Show Me Shorts Film Festival 2016 Programme announced
New Zealand’s leading international short
film festival, Show Me Shorts, has announced the full programme of short films in
the 2016 line-up. The 11th edition of New Zealand’s pre-eminent
short film festival will showcase 47 superb short films from New Zealand and
around the world, at more than 20 cinemas nationwide from 1 October.
Show Me Shorts received 1,500 submissions
from more than 60 countries this year – a massive 50% increase on 2015. The
final selection includes 19 New Zealand short films, 23 international short
films and five local music videos.
Show Me Shorts will host ten world premieres and twenty-four New
Zealand premieres during the festival.
NZ musician-turned-director Joe Lonie’s Shout at the Ground is having its world
premiere in the 2016 Show Me Shorts.
This raucous road-trip ‘vom-com’ follows a rock band on tour, racing to the
ferry crossing, while they deconstruct a heist that robbed them of the
door-take from their gig.
Award-winning animation director James Cunningham's new family-friendly
film, Kitten Witch will also make its
debut outing. Other New Zealand-made world premieres include: Break in the Weather, starring Aidee
Walker and Peter Elliot; dramatic thriller
Long Time Coming by Tom Augustine; a dramatisation of a true story, Eight Years Later, by Andrew R.
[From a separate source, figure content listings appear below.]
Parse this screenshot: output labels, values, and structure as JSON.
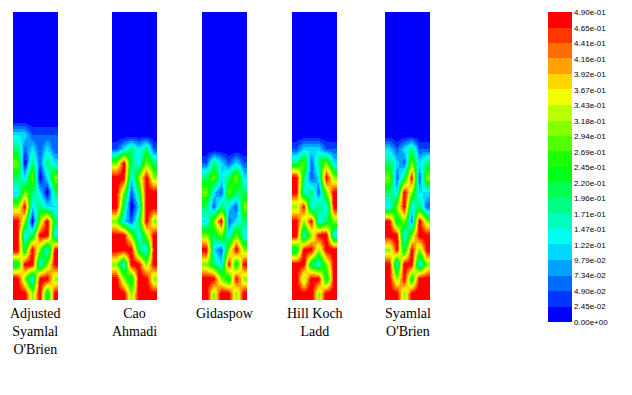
{
  "chart_data": {
    "type": "heatmap",
    "tick_labels": false,
    "colorbar": {
      "range": [
        0,
        0.49
      ],
      "ticks": [
        {
          "value": 0,
          "label": "0.00e+00"
        },
        {
          "value": 0.0245,
          "label": "2.45e-02"
        },
        {
          "value": 0.049,
          "label": "4.90e-02"
        },
        {
          "value": 0.0734,
          "label": "7.34e-02"
        },
        {
          "value": 0.0979,
          "label": "9.79e-02"
        },
        {
          "value": 0.122,
          "label": "1.22e-01"
        },
        {
          "value": 0.147,
          "label": "1.47e-01"
        },
        {
          "value": 0.171,
          "label": "1.71e-01"
        },
        {
          "value": 0.196,
          "label": "1.96e-01"
        },
        {
          "value": 0.22,
          "label": "2.20e-01"
        },
        {
          "value": 0.245,
          "label": "2.45e-01"
        },
        {
          "value": 0.269,
          "label": "2.69e-01"
        },
        {
          "value": 0.294,
          "label": "2.94e-01"
        },
        {
          "value": 0.318,
          "label": "3.18e-01"
        },
        {
          "value": 0.343,
          "label": "3.43e-01"
        },
        {
          "value": 0.367,
          "label": "3.67e-01"
        },
        {
          "value": 0.392,
          "label": "3.92e-01"
        },
        {
          "value": 0.416,
          "label": "4.16e-01"
        },
        {
          "value": 0.441,
          "label": "4.41e-01"
        },
        {
          "value": 0.465,
          "label": "4.65e-01"
        },
        {
          "value": 0.49,
          "label": "4.90e-01"
        }
      ]
    },
    "panels": [
      {
        "title": "Adjusted Syamlal O'Brien",
        "cells": [
          [
            0,
            0,
            0,
            0,
            0,
            0
          ],
          [
            0,
            0,
            0,
            0,
            0,
            0
          ],
          [
            0,
            0,
            0,
            0,
            0,
            0
          ],
          [
            0,
            0,
            0,
            0,
            0,
            0
          ],
          [
            0,
            0,
            0,
            0,
            0,
            0
          ],
          [
            0,
            0,
            0,
            0,
            0,
            0
          ],
          [
            0,
            0,
            0,
            0,
            0,
            0
          ],
          [
            0,
            0,
            0,
            0,
            0,
            0
          ],
          [
            0.12,
            0.12,
            0.05,
            0.05,
            0.05,
            0.05
          ],
          [
            0.2,
            0.05,
            0.12,
            0.05,
            0.12,
            0.05
          ],
          [
            0.3,
            0,
            0.2,
            0.05,
            0.2,
            0.12
          ],
          [
            0.2,
            0.12,
            0.3,
            0,
            0.12,
            0.3
          ],
          [
            0.12,
            0.3,
            0.2,
            0.12,
            0,
            0.2
          ],
          [
            0.3,
            0.49,
            0.12,
            0.2,
            0.12,
            0.12
          ],
          [
            0.49,
            0.3,
            0,
            0.3,
            0.49,
            0.2
          ],
          [
            0.49,
            0.12,
            0.2,
            0.49,
            0.49,
            0.12
          ],
          [
            0.49,
            0.2,
            0.49,
            0.3,
            0.12,
            0.49
          ],
          [
            0.2,
            0.49,
            0.49,
            0.12,
            0.3,
            0.49
          ],
          [
            0.49,
            0.3,
            0.12,
            0.49,
            0.49,
            0.3
          ],
          [
            0.49,
            0.49,
            0.3,
            0.49,
            0.2,
            0.49
          ]
        ]
      },
      {
        "title": "Cao Ahmadi",
        "cells": [
          [
            0,
            0,
            0,
            0,
            0,
            0
          ],
          [
            0,
            0,
            0,
            0,
            0,
            0
          ],
          [
            0,
            0,
            0,
            0,
            0,
            0
          ],
          [
            0,
            0,
            0,
            0,
            0,
            0
          ],
          [
            0,
            0,
            0,
            0,
            0,
            0
          ],
          [
            0,
            0,
            0,
            0,
            0,
            0
          ],
          [
            0,
            0,
            0,
            0,
            0,
            0
          ],
          [
            0,
            0,
            0,
            0,
            0,
            0
          ],
          [
            0,
            0,
            0,
            0,
            0,
            0
          ],
          [
            0.05,
            0.12,
            0.2,
            0.12,
            0.2,
            0.05
          ],
          [
            0.3,
            0.49,
            0.2,
            0.12,
            0.3,
            0.2
          ],
          [
            0.49,
            0.49,
            0.12,
            0.3,
            0.49,
            0.3
          ],
          [
            0.49,
            0.3,
            0.05,
            0.2,
            0.49,
            0.49
          ],
          [
            0.49,
            0.2,
            0,
            0.12,
            0.49,
            0.49
          ],
          [
            0.3,
            0.12,
            0.05,
            0.2,
            0.49,
            0.3
          ],
          [
            0.49,
            0.49,
            0.3,
            0.12,
            0.3,
            0.49
          ],
          [
            0.49,
            0.49,
            0.49,
            0.2,
            0.12,
            0.49
          ],
          [
            0.3,
            0.12,
            0.49,
            0.49,
            0.3,
            0.49
          ],
          [
            0.49,
            0.3,
            0.2,
            0.49,
            0.49,
            0.3
          ],
          [
            0.49,
            0.49,
            0.3,
            0.49,
            0.49,
            0.49
          ]
        ]
      },
      {
        "title": "Gidaspow",
        "cells": [
          [
            0,
            0,
            0,
            0,
            0,
            0
          ],
          [
            0,
            0,
            0,
            0,
            0,
            0
          ],
          [
            0,
            0,
            0,
            0,
            0,
            0
          ],
          [
            0,
            0,
            0,
            0,
            0,
            0
          ],
          [
            0,
            0,
            0,
            0,
            0,
            0
          ],
          [
            0,
            0,
            0,
            0,
            0,
            0
          ],
          [
            0,
            0,
            0,
            0,
            0,
            0
          ],
          [
            0,
            0,
            0,
            0,
            0,
            0
          ],
          [
            0,
            0,
            0,
            0,
            0,
            0
          ],
          [
            0,
            0,
            0,
            0,
            0,
            0
          ],
          [
            0.05,
            0.2,
            0.12,
            0.05,
            0.12,
            0.05
          ],
          [
            0.2,
            0.3,
            0.12,
            0.2,
            0.3,
            0.12
          ],
          [
            0.3,
            0.12,
            0.05,
            0.3,
            0.2,
            0.2
          ],
          [
            0.2,
            0.05,
            0.2,
            0.12,
            0.05,
            0.3
          ],
          [
            0.12,
            0.3,
            0.49,
            0.05,
            0.12,
            0.2
          ],
          [
            0.3,
            0.2,
            0.3,
            0.12,
            0.3,
            0.12
          ],
          [
            0.49,
            0.12,
            0.05,
            0.3,
            0.49,
            0.3
          ],
          [
            0.3,
            0.2,
            0.12,
            0.49,
            0.2,
            0.49
          ],
          [
            0.49,
            0.49,
            0.3,
            0.2,
            0.49,
            0.3
          ],
          [
            0.49,
            0.3,
            0.49,
            0.49,
            0.3,
            0.49
          ]
        ]
      },
      {
        "title": "Hill Koch Ladd",
        "cells": [
          [
            0,
            0,
            0,
            0,
            0,
            0
          ],
          [
            0,
            0,
            0,
            0,
            0,
            0
          ],
          [
            0,
            0,
            0,
            0,
            0,
            0
          ],
          [
            0,
            0,
            0,
            0,
            0,
            0
          ],
          [
            0,
            0,
            0,
            0,
            0,
            0
          ],
          [
            0,
            0,
            0,
            0,
            0,
            0
          ],
          [
            0,
            0,
            0,
            0,
            0,
            0
          ],
          [
            0,
            0,
            0,
            0,
            0,
            0
          ],
          [
            0,
            0,
            0,
            0,
            0,
            0
          ],
          [
            0.05,
            0.12,
            0.12,
            0.12,
            0.05,
            0.05
          ],
          [
            0.2,
            0.3,
            0.05,
            0.2,
            0.3,
            0.12
          ],
          [
            0.49,
            0.2,
            0.05,
            0.12,
            0.49,
            0.3
          ],
          [
            0.49,
            0.12,
            0.2,
            0.05,
            0.3,
            0.49
          ],
          [
            0.3,
            0.49,
            0.12,
            0.2,
            0.12,
            0.49
          ],
          [
            0.49,
            0.3,
            0.49,
            0.12,
            0.2,
            0.3
          ],
          [
            0.49,
            0.12,
            0.3,
            0.49,
            0.49,
            0.12
          ],
          [
            0.2,
            0.49,
            0.49,
            0.3,
            0.49,
            0.49
          ],
          [
            0.49,
            0.49,
            0.2,
            0.12,
            0.3,
            0.49
          ],
          [
            0.49,
            0.3,
            0.49,
            0.49,
            0.2,
            0.49
          ],
          [
            0.49,
            0.49,
            0.49,
            0.3,
            0.49,
            0.49
          ]
        ]
      },
      {
        "title": "Syamlal O'Brien",
        "cells": [
          [
            0,
            0,
            0,
            0,
            0,
            0
          ],
          [
            0,
            0,
            0,
            0,
            0,
            0
          ],
          [
            0,
            0,
            0,
            0,
            0,
            0
          ],
          [
            0,
            0,
            0,
            0,
            0,
            0
          ],
          [
            0,
            0,
            0,
            0,
            0,
            0
          ],
          [
            0,
            0,
            0,
            0,
            0,
            0
          ],
          [
            0,
            0,
            0,
            0,
            0,
            0
          ],
          [
            0,
            0,
            0,
            0,
            0,
            0
          ],
          [
            0,
            0,
            0,
            0,
            0,
            0
          ],
          [
            0.12,
            0.05,
            0.12,
            0.2,
            0.05,
            0.05
          ],
          [
            0.2,
            0.12,
            0.05,
            0.3,
            0.12,
            0.2
          ],
          [
            0.3,
            0.05,
            0.2,
            0.49,
            0.05,
            0.3
          ],
          [
            0.2,
            0.12,
            0.49,
            0.3,
            0.12,
            0.12
          ],
          [
            0.12,
            0.3,
            0.49,
            0.12,
            0.2,
            0.05
          ],
          [
            0.49,
            0.2,
            0.3,
            0.05,
            0.49,
            0.3
          ],
          [
            0.49,
            0.49,
            0.12,
            0.3,
            0.49,
            0.49
          ],
          [
            0.3,
            0.49,
            0.2,
            0.49,
            0.3,
            0.49
          ],
          [
            0.49,
            0.12,
            0.49,
            0.49,
            0.12,
            0.3
          ],
          [
            0.49,
            0.3,
            0.49,
            0.2,
            0.49,
            0.49
          ],
          [
            0.49,
            0.49,
            0.3,
            0.49,
            0.49,
            0.49
          ]
        ]
      }
    ]
  }
}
Blackman; the tense, shocking Fract by
Georgina Bloomfield; and Unfaithful
by Lucy Timmins.
International filmmakers choosing Show Me Shorts for their world
premiere include Iranian director Adnan Zandi with Butterflies; American director Tom Teller, whose ambitious sci-fi
film, Icarus is set on Mars; and Fabricated - a dystopian
animation set in an incredibly detailed world that took ten years in the
making!
Show Me Shorts is delighted to have secured
the New Zealand premiere of UK director Daniel Mulloy’s award-winning Home - a sensitive, layered and complex
exploration of the breakdown and rebuilding of trust and love amid the trauma
of war and migration. This role-reversing portrait of an English family heading
out on what appears to be a holiday is both timely and intimate.
A German comedy is among the international
films making their New Zealand debut in the 2016 Show Me Shorts. The Bathtub by Tim Ellrich dives into
nostalgia and hilarity as three brothers attempt to re-create a childhood photo
for their mother.
Seide, directed by Elnura Osmonalivea of Kyrgyzstan, comes to NZ after
screening at high profile international festivals such as Venice and Sundance.
It showcases the breathtaking beauty of Kyrgyzstan’s snowy mountains, only just
eclipsed by a powerful performance as a girl tries to avoid her arranged
marriage.
The films and music videos have been
divided into six categories, that each contain around eight short films united by
a common theme. The session titles are:
●
Secrets and Lies
●
Heartstrings
●
My Generation
●
Homeland
●
He Tangata
●
Bump in the Night
The 2016 festival will not only screen in
cinemas nationwide from Kaitaia to Stewart Island. For the first time, the Show
Me Shorts circuit also includes Scott Base in Antarctica thanks to collaboration
with Antarctica New Zealand.
“Antarctica New Zealand is very excited to be
part of the Show Me Shorts Film Festival programme in 2016,” says Jeanine Foster, General Manager Communications, Antarctica New
Zealand.
“The
team at Scott Base are grateful for the opportunity to be part of it all. Despite
being one of the most isolated locations in the world, Scott Base has hosted
many aspiring short film makers over the past 60 years. But we’ve never be
fortunate enough to have a whole film festival available to the staff and
scientists working on the New Zealand Antarctic Research Programme – so from
all of us at Antarctica New Zealand – thanks!”
All of the films and music videos will
compete for a range of awards and prizes (valued at more than $35,000) to be
presented at the Auckland Opening Night and Awards Ceremony at The Civic on 1
October. As New Zealand’s first Academy Awards-accredited film festival, the
winners of the Lightbox Best Film Award and the Best International Film Award
will become qualified to enter the Academy Awards®.